‘Iraqi raid on Iranian exile camp killed 7’

An Iraqi raid on an Iranian opposition group`s camp north of Baghdad killed seven people, according to a police officer and members of the exile group.

Baghdad: An Iraqi raid on an Iranian opposition group`s camp north of Baghdad killed seven people, according to a police officer and members of the exile group.
A standoff at the camp continued for a second day on Wednesday.

However, some Iraqi government officials denied any deaths in the operation at Camp Ashraf and the casualty reports could not immediately be independently verified.

The camp housing members of the People`s Mujahedeen Organisation of Iran is located in a dangerous area and Iraqi authorities prevented reporters from gaining access on Wednesday.

About 3,500 ex-Iranian fighters and relatives live in the camp, first set up in 1986 when they helped Saddam Hussein in the Iraq-Iran war. After the US invasion of Iraq in 2003, American troops disarmed the fighters and confined them to the camp.

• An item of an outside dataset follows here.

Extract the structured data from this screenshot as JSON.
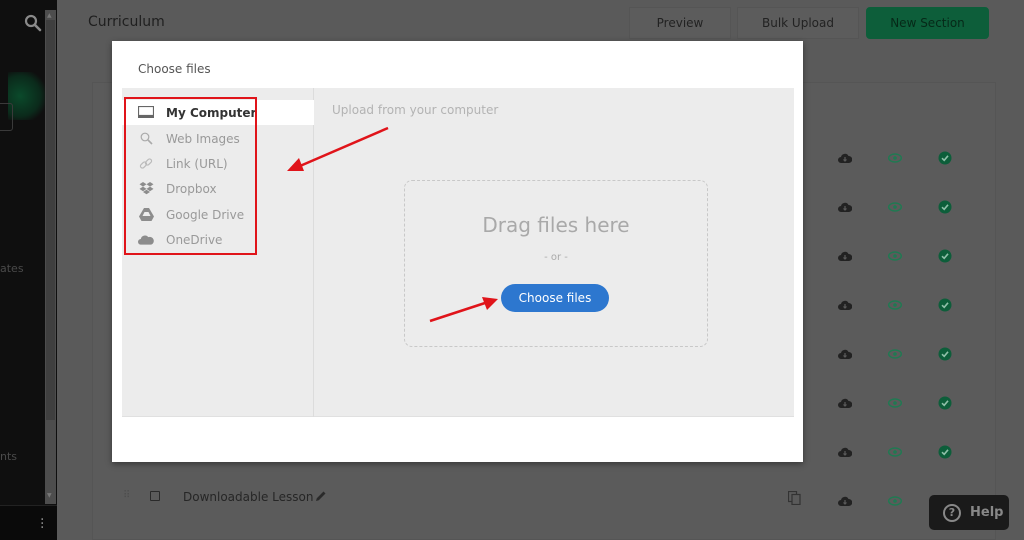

The Americans handed over responsibility for the camp to the Iraqis to comply with a security agreement that took effect on January 1 but said they would maintain a force nearby to ensure humane treatment of the Iranians.

Tensions rose as the Iraqi government stepped up efforts to get the group to leave the country in a friendly gesture to close ally Iran, which considers the exiles part of a terrorist group.

Iran thanked the Iraqi government for the raid.

"Yesterday, we heard of the Iraqi government raid on Camp Ashraf," said Parliament Speaker Ali Larijani. "This is appreciated, that the Iraqi government decided to clean Iraq from the dirty presence of terrorists," he said.
Raid a `crime against humanity`

Meanwhile, the main Iranian resistance movement in exile has condemned a raid by Iraqi forces on their supporters` last main base camp, calling it a "crime against
humanity".

"Attacking besieged people with no means of defence is a crime against humanity," Maryam Rajavi, president of the National Council of Resistance of Iran, told a news conference in Rome after riot police clashed with Iranian exiles in the Iraqi town of Ashraf.

The group accuses Baghdad of taking orders from Tehran.

About 100 Iranian exiles demonstrated outside the Parliament building in Rome where Rajavi was speaking.